FCF Fox Corporate Finance GmbH is pleased to publish the new “FCF Interest & Corporate Loan Monitor Q1/2024”.
FCF regularly conducts comprehensive research regarding the German corporate loan and interest market, based on publically available information. The results are updated and published quarterly in the FCF Interest & Corporate Loan Monitor
The FCF Interest and Corporate Loan Monitor provides valuable information regarding the prevailing macro-economic environment as well as the corporates loan and bank markets and covers the following topics:
- macro-economic environment
- currently prevailing interest rate environment
- current developments of credit margins
- behavior of the bank within the corporate loan market
The most important insights of the current issue:
Interest rate turnaround after four decades of declining interest rates
- After 40 years of declining and another 8 years of historically low interest rates, the interest rate turnaround now seems to be sustainable.
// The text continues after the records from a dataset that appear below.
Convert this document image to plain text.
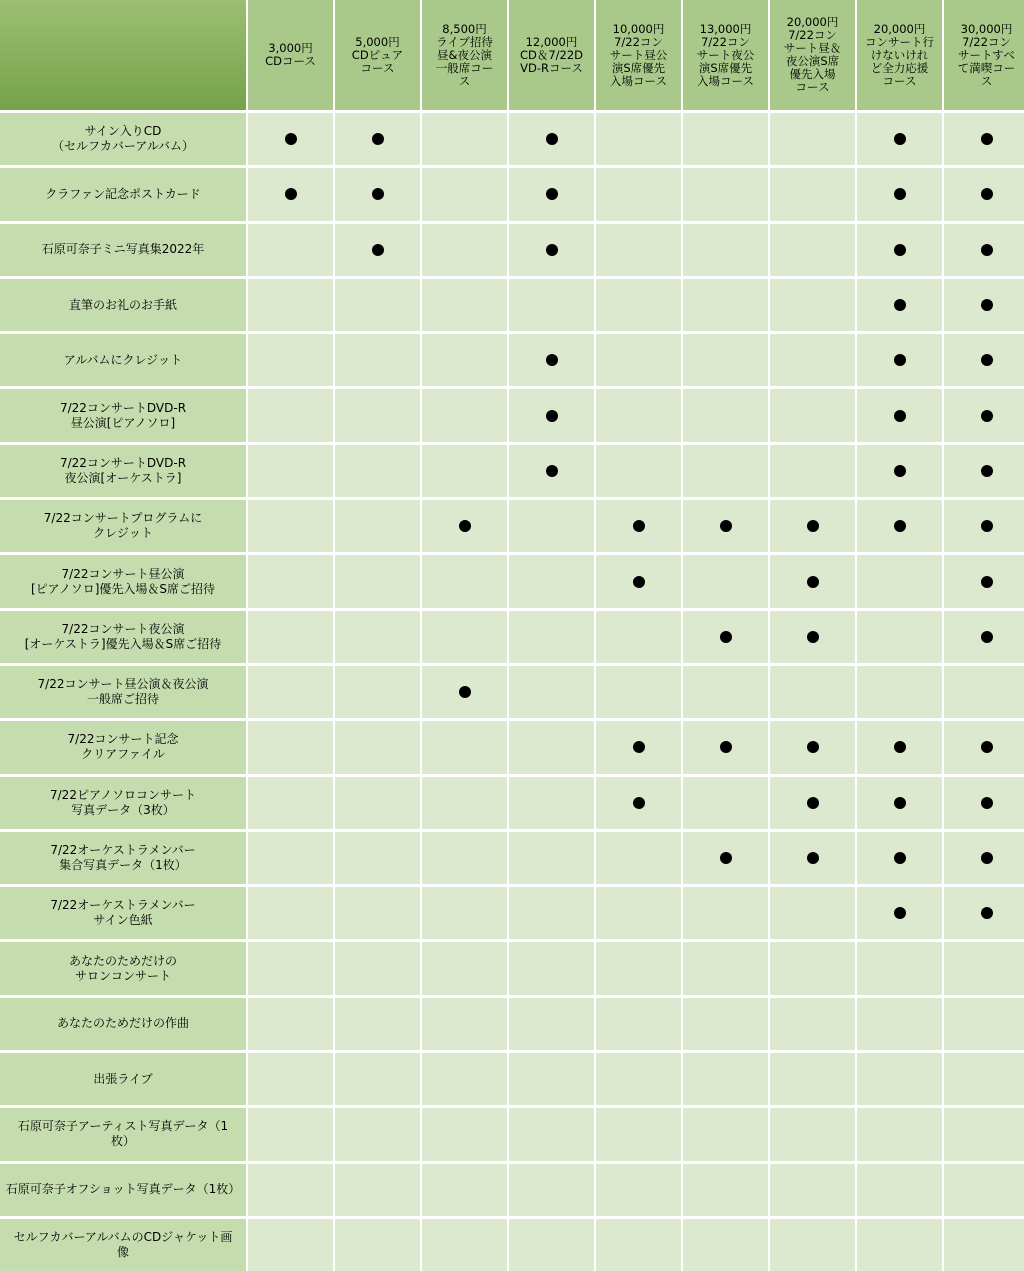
3,000円
CDコース
5,000円
CDピュア
コース
8,500円
ライブ招待
昼&夜公演
一般席コー
ス
12,000円
CD＆7/22D
VD-Rコース
10,000円
7/22コン
サート昼公
演S席優先
入場コース
13,000円
7/22コン
サート夜公
演S席優先
入場コース
20,000円
7/22コン
サート昼＆
夜公演S席
優先入場
コース
20,000円
コンサート行
けないけれ
ど全力応援
コース
30,000円
7/22コン
サートすべ
て満喫コー
ス
サイン入りCD
（セルフカバーアルバム）
クラファン記念ポストカード
石原可奈子ミニ写真集2022年
直筆のお礼のお手紙
アルバムにクレジット
7/22コンサートDVD-R
昼公演[ピアノソロ]
7/22コンサートDVD-R
夜公演[オーケストラ]
7/22コンサートプログラムに
クレジット
7/22コンサート昼公演
[ピアノソロ]優先入場＆S席ご招待
7/22コンサート夜公演
[オーケストラ]優先入場＆S席ご招待
7/22コンサート昼公演＆夜公演
一般席ご招待
7/22コンサート記念
クリアファイル
7/22ピアノソロコンサート
写真データ（3枚）
7/22オーケストラメンバー
集合写真データ（1枚）
7/22オーケストラメンバー
サイン色紙
あなたのためだけの
サロンコンサート
あなたのためだけの作曲
出張ライブ
石原可奈子アーティスト写真データ（1
枚）
石原可奈子オフショット写真データ（1枚）
セルフカバーアルバムのCDジャケット画
像
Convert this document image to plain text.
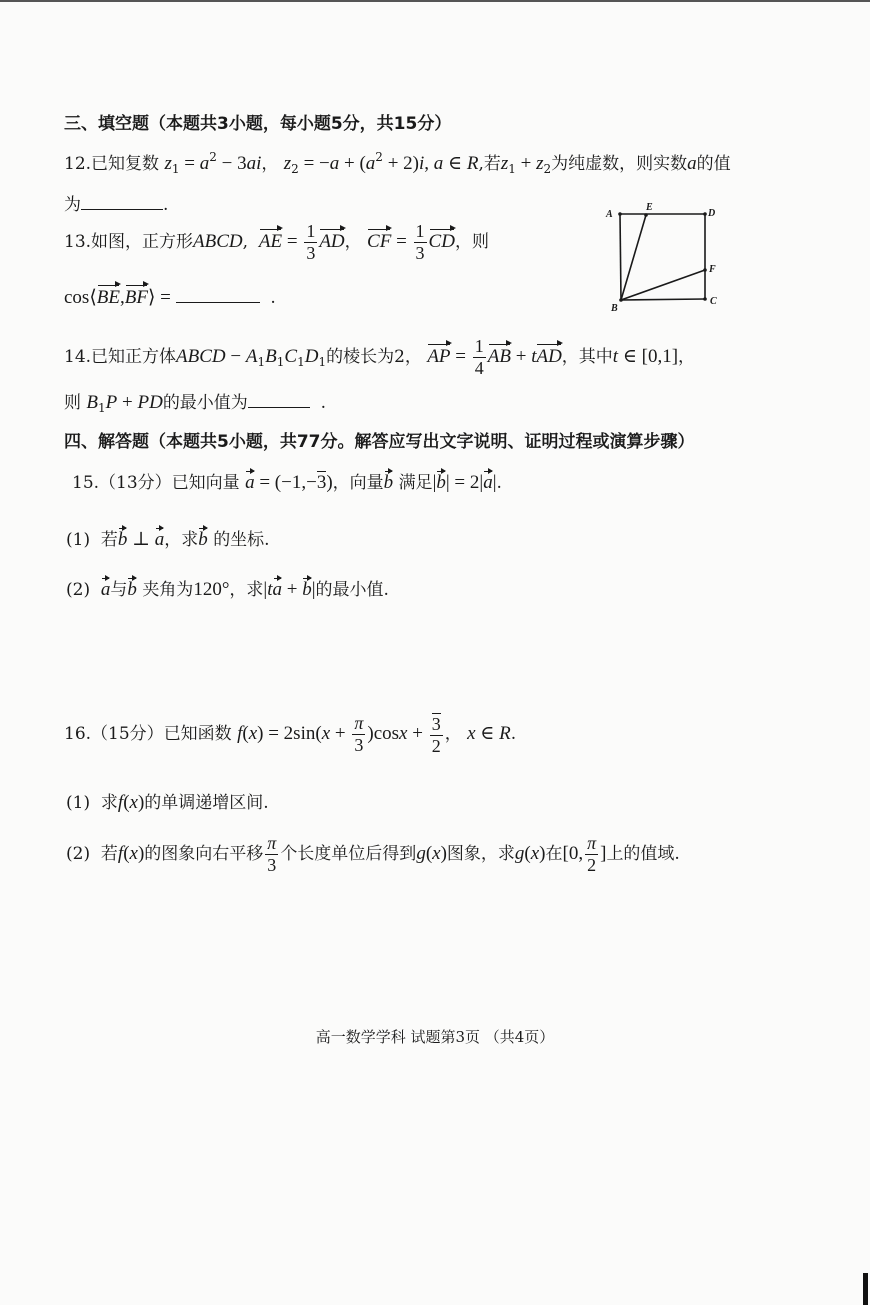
三、填空题（本题共3小题，每小题5分，共15分）
12.已知复数 $z_1 = a^2 - 3ai$， $z_2 = -a + (a^2 + 2)i$, a ∈ R,若$z_1 + z_2$为纯虚数，则实数a的值
为	.
13.如图，正方形ABCD,  AE = $\frac{1}{3}$ AD， CF = $\frac{1}{3}$ CD，则
cos⟨BE,BF⟩ =	.
A
E
D
F
C
B
14.已知正方体ABCD − $A_1B_1C_1D_1$的棱长为2， AP = $\frac{1}{4}$ AB + tAD，其中t ∈ [0,1]，
则 $B_1P$ + PD的最小值为	.
四、解答题（本题共5小题，共77分。解答应写出文字说明、证明过程或演算步骤）
15.（13分）已知向量 a = (−1,−3)，向量b 满足|b| = 2|a|.
(1) 若b ⊥ a，求b 的坐标.
(2) a与b 夹角为120°，求|ta + b|的最小值.
16.（15分）已知函数 $f(x) = 2\sin(x + \frac{\pi}{3} )\cos x + \frac{3}{2}$ ， x ∈ R.
(1) 求f(x)的单调递增区间.
(2) 若f(x)的图象向右平移 $\frac{\pi}{3}$ 个长度单位后得到g(x)图象，求g(x)在[0, $\frac{\pi}{2}$ ]上的值域.
高一数学学科 试题第3页 （共4页）
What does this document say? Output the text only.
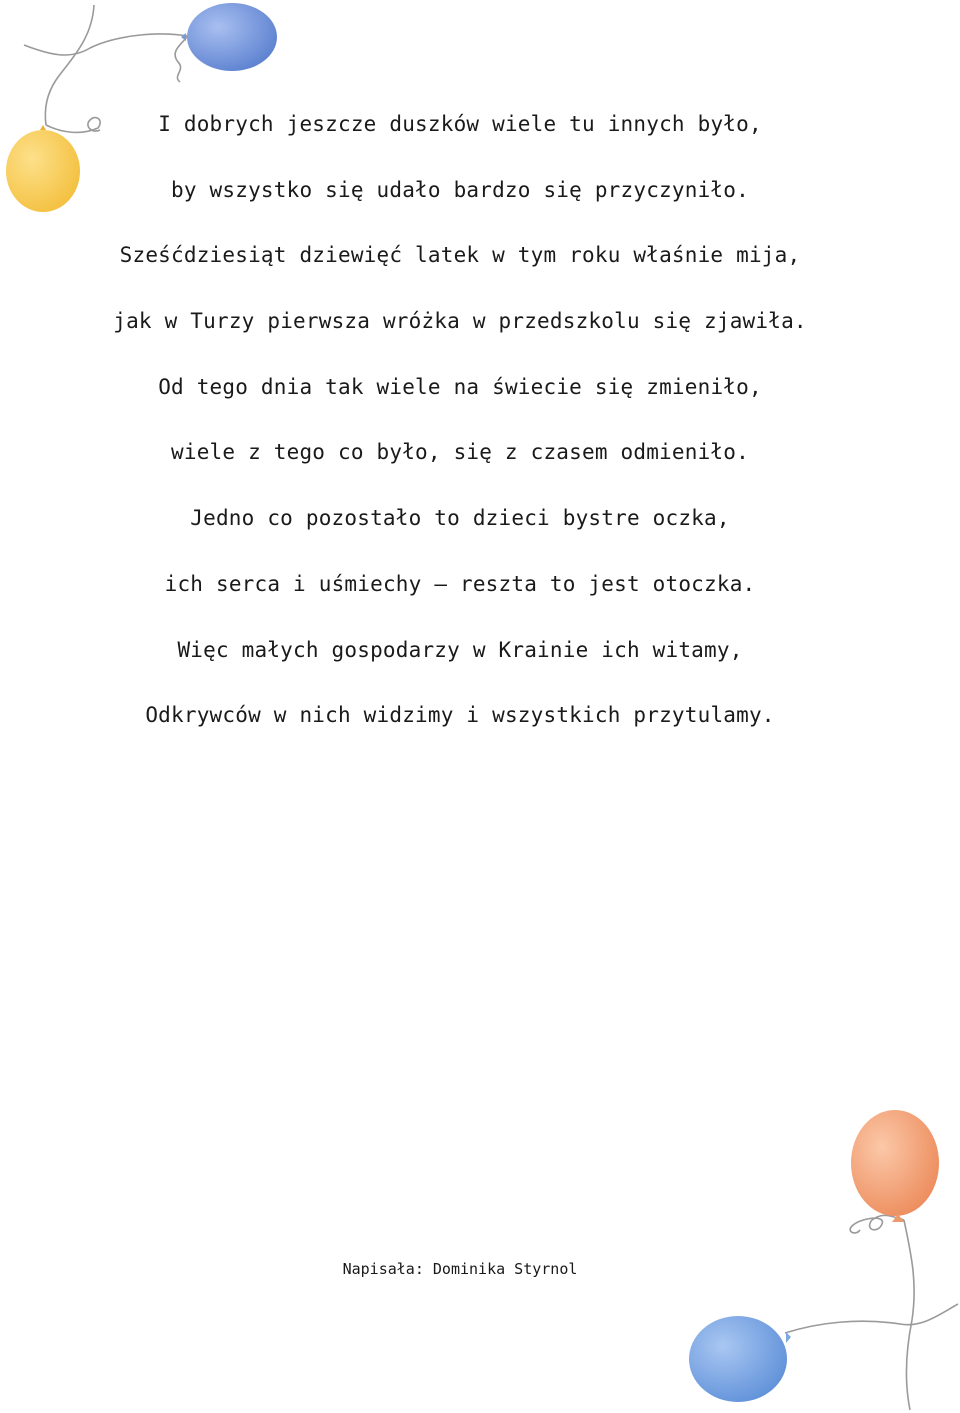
I dobrych jeszcze duszków wiele tu innych było,
by wszystko się udało bardzo się przyczyniło.
Sześćdziesiąt dziewięć latek w tym roku właśnie mija,
jak w Turzy pierwsza wróżka w przedszkolu się zjawiła.
Od tego dnia tak wiele na świecie się zmieniło,
wiele z tego co było, się z czasem odmieniło.
Jedno co pozostało to dzieci bystre oczka,
ich serca i uśmiechy — reszta to jest otoczka.
Więc małych gospodarzy w Krainie ich witamy,
Odkrywców w nich widzimy i wszystkich przytulamy.
Napisała: Dominika Styrnol
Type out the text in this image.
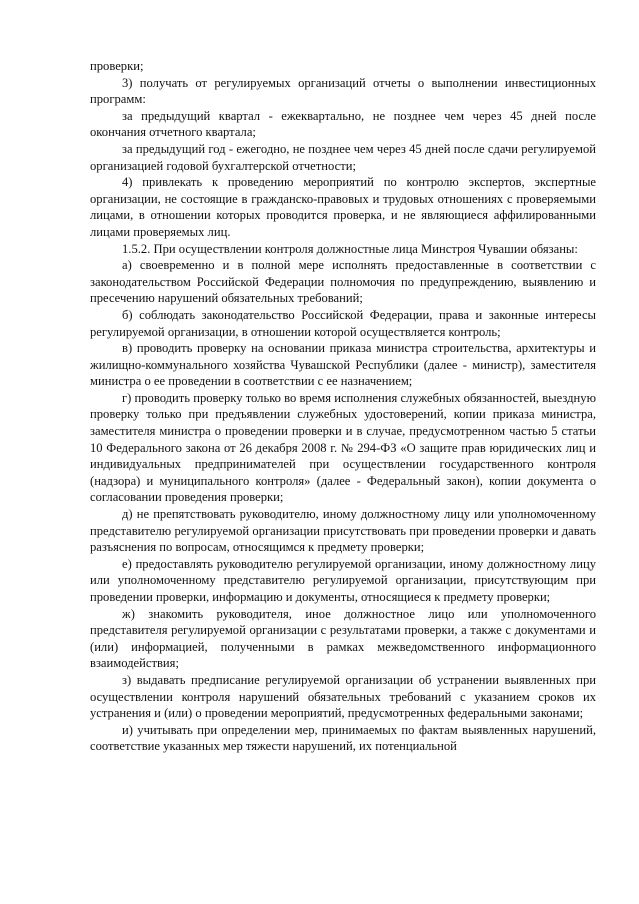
проверки;

3) получать от регулируемых организаций отчеты о выполнении инвестиционных программ:

за предыдущий квартал - ежеквартально, не позднее чем через 45 дней после окончания отчетного квартала;

за предыдущий год - ежегодно, не позднее чем через 45 дней после сдачи регулируемой организацией годовой бухгалтерской отчетности;

4) привлекать к проведению мероприятий по контролю экспертов, экспертные организации, не состоящие в гражданско-правовых и трудовых отношениях с проверяемыми лицами, в отношении которых проводится проверка, и не являющиеся аффилированными лицами проверяемых лиц.

1.5.2. При осуществлении контроля должностные лица Минстроя Чувашии обязаны:

а) своевременно и в полной мере исполнять предоставленные в соответствии с законодательством Российской Федерации полномочия по предупреждению, выявлению и пресечению нарушений обязательных требований;

б) соблюдать законодательство Российской Федерации, права и законные интересы регулируемой организации, в отношении которой осуществляется контроль;

в) проводить проверку на основании приказа министра строительства, архитектуры и жилищно-коммунального хозяйства Чувашской Республики (далее - министр), заместителя министра о ее проведении в соответствии с ее назначением;

г) проводить проверку только во время исполнения служебных обязанностей, выездную проверку только при предъявлении служебных удостоверений, копии приказа министра, заместителя министра о проведении проверки и в случае, предусмотренном частью 5 статьи 10 Федерального закона от 26 декабря 2008 г. № 294-ФЗ «О защите прав юридических лиц и индивидуальных предпринимателей при осуществлении государственного контроля (надзора) и муниципального контроля» (далее - Федеральный закон), копии документа о согласовании проведения проверки;

д) не препятствовать руководителю, иному должностному лицу или уполномоченному представителю регулируемой организации присутствовать при проведении проверки и давать разъяснения по вопросам, относящимся к предмету проверки;

е) предоставлять руководителю регулируемой организации, иному должностному лицу или уполномоченному представителю регулируемой организации, присутствующим при проведении проверки, информацию и документы, относящиеся к предмету проверки;

ж) знакомить руководителя, иное должностное лицо или уполномоченного представителя регулируемой организации с результатами проверки, а также с документами и (или) информацией, полученными в рамках межведомственного информационного взаимодействия;

з) выдавать предписание регулируемой организации об устранении выявленных при осуществлении контроля нарушений обязательных требований с указанием сроков их устранения и (или) о проведении мероприятий, предусмотренных федеральными законами;

и) учитывать при определении мер, принимаемых по фактам выявленных нарушений, соответствие указанных мер тяжести нарушений, их потенциальной
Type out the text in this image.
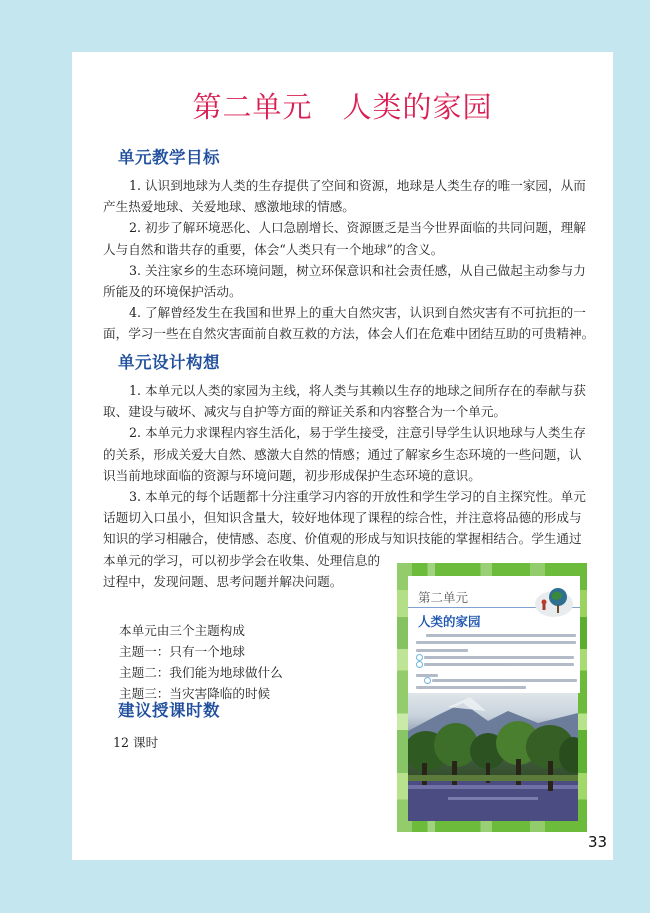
第二单元　人类的家园
单元教学目标
1. 认识到地球为人类的生存提供了空间和资源，地球是人类生存的唯一家园，从而
产生热爱地球、关爱地球、感激地球的情感。
2. 初步了解环境恶化、人口急剧增长、资源匮乏是当今世界面临的共同问题，理解
人与自然和谐共存的重要，体会“人类只有一个地球”的含义。
3. 关注家乡的生态环境问题，树立环保意识和社会责任感，从自己做起主动参与力
所能及的环境保护活动。
4. 了解曾经发生在我国和世界上的重大自然灾害，认识到自然灾害有不可抗拒的一
面，学习一些在自然灾害面前自救互救的方法，体会人们在危难中团结互助的可贵精神。
单元设计构想
1. 本单元以人类的家园为主线，将人类与其赖以生存的地球之间所存在的奉献与获
取、建设与破坏、减灾与自护等方面的辩证关系和内容整合为一个单元。
2. 本单元力求课程内容生活化，易于学生接受，注意引导学生认识地球与人类生存
的关系，形成关爱大自然、感激大自然的情感；通过了解家乡生态环境的一些问题，认
识当前地球面临的资源与环境问题，初步形成保护生态环境的意识。
3. 本单元的每个话题都十分注重学习内容的开放性和学生学习的自主探究性。单元
话题切入口虽小，但知识含量大，较好地体现了课程的综合性，并注意将品德的形成与
知识的学习相融合，使情感、态度、价值观的形成与知识技能的掌握相结合。学生通过
本单元的学习，可以初步学会在收集、处理信息的
过程中，发现问题、思考问题并解决问题。
本单元由三个主题构成
主题一：只有一个地球
主题二：我们能为地球做什么
主题三：当灾害降临的时候
建议授课时数
12 课时
第二单元
人类的家园
33
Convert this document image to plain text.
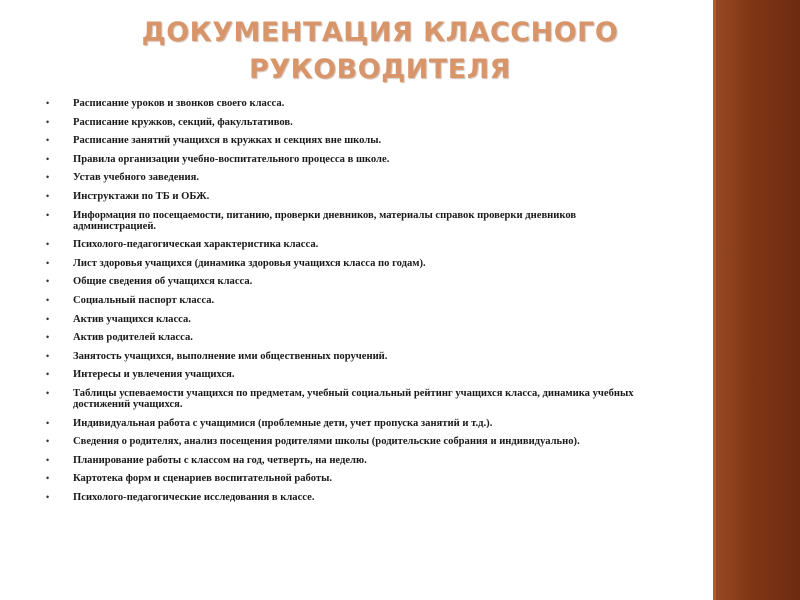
ДОКУМЕНТАЦИЯ КЛАССНОГО
РУКОВОДИТЕЛЯ
• Расписание уроков и звонков своего класса.
• Расписание кружков, секций, факультативов.
• Расписание занятий учащихся в кружках и секциях вне школы.
• Правила организации учебно-воспитательного процесса в школе.
• Устав учебного заведения.
• Инструктажи по ТБ и ОБЖ.
• Информация по посещаемости, питанию, проверки дневников, материалы справок проверки дневников администрацией.
• Психолого-педагогическая характеристика класса.
• Лист здоровья учащихся (динамика здоровья учащихся класса по годам).
• Общие сведения об учащихся класса.
• Социальный паспорт класса.
• Актив учащихся класса.
• Актив родителей класса.
• Занятость учащихся, выполнение ими общественных поручений.
• Интересы и увлечения учащихся.
• Таблицы успеваемости учащихся по предметам, учебный социальный рейтинг учащихся класса, динамика учебных достижений учащихся.
• Индивидуальная работа с учащимися (проблемные дети, учет пропуска занятий и т.д.).
• Сведения о родителях, анализ посещения родителями школы (родительские собрания и индивидуально).
• Планирование работы с классом на год, четверть, на неделю.
• Картотека форм и сценариев воспитательной работы.
• Психолого-педагогические исследования в классе.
- ECB has increased the key interest rates in 2022 and 2023 extremely quickly in 10 steps from 0% to 4,5%.
- The recent interest rate decline of 6 June by 0,25 percentage points to 4,45% has been anticipated by the interest and loan markets and, hence, been already priced in, a larger positive effect on the interest rate environment has not occurred.
- Even in case inflation in the Euro zone would reach the ECB i9nflation threshold of 2% during the next months, a new low or zero interest rate phase is not to be expected.
- ECB can be assumed to continue lowering interest rates rather slowly and carefully, amongst others to reduce pressure on the highly indebted Euro-zone countries as well as the European economy.
- Inflation and interest rate will level off in the positive area, i.e., money will continue to cost a price.
Increasing number of Insolvencies in Germany
- The number of corporate insolvencies in Germany has started to climb dramatically by over 60% during the last 6 months.
- Reasons are, inter alia, the ongoing recession, geopolitical uncertainties, the continuously high inflation as well as the rapidly increased and sustainably high financing costs (Euribor + bank margins).
Banks will become more cautious when lending money
- Based on historic experience, increasing insolvency ratios lead to a significantly increasing number of non-performing and defaulting loans; usually, the number of non-performing loans exceeds to numbers of insolvencies by far and will lead to rising stress level within the intensive care departments of the financing banks.
- With rising numbers of non-performing and defaulting loans, banks tend to become more cautious and reluctant towards issuing new loans or prolonging existing financing – even to the effect of a credit crunch.
- In addition, banks will significantly increase their risk margins for the loans which they are still willing to provide to cover losses of the non-performing loans.
- At the moment, the bank market for loans is still very much open, even with comparably positive terms and conditions for investment grade companies; however, this window might rapidly close during the next months, especially for non-investment grade borrowers with rating in the “BB”-area and below.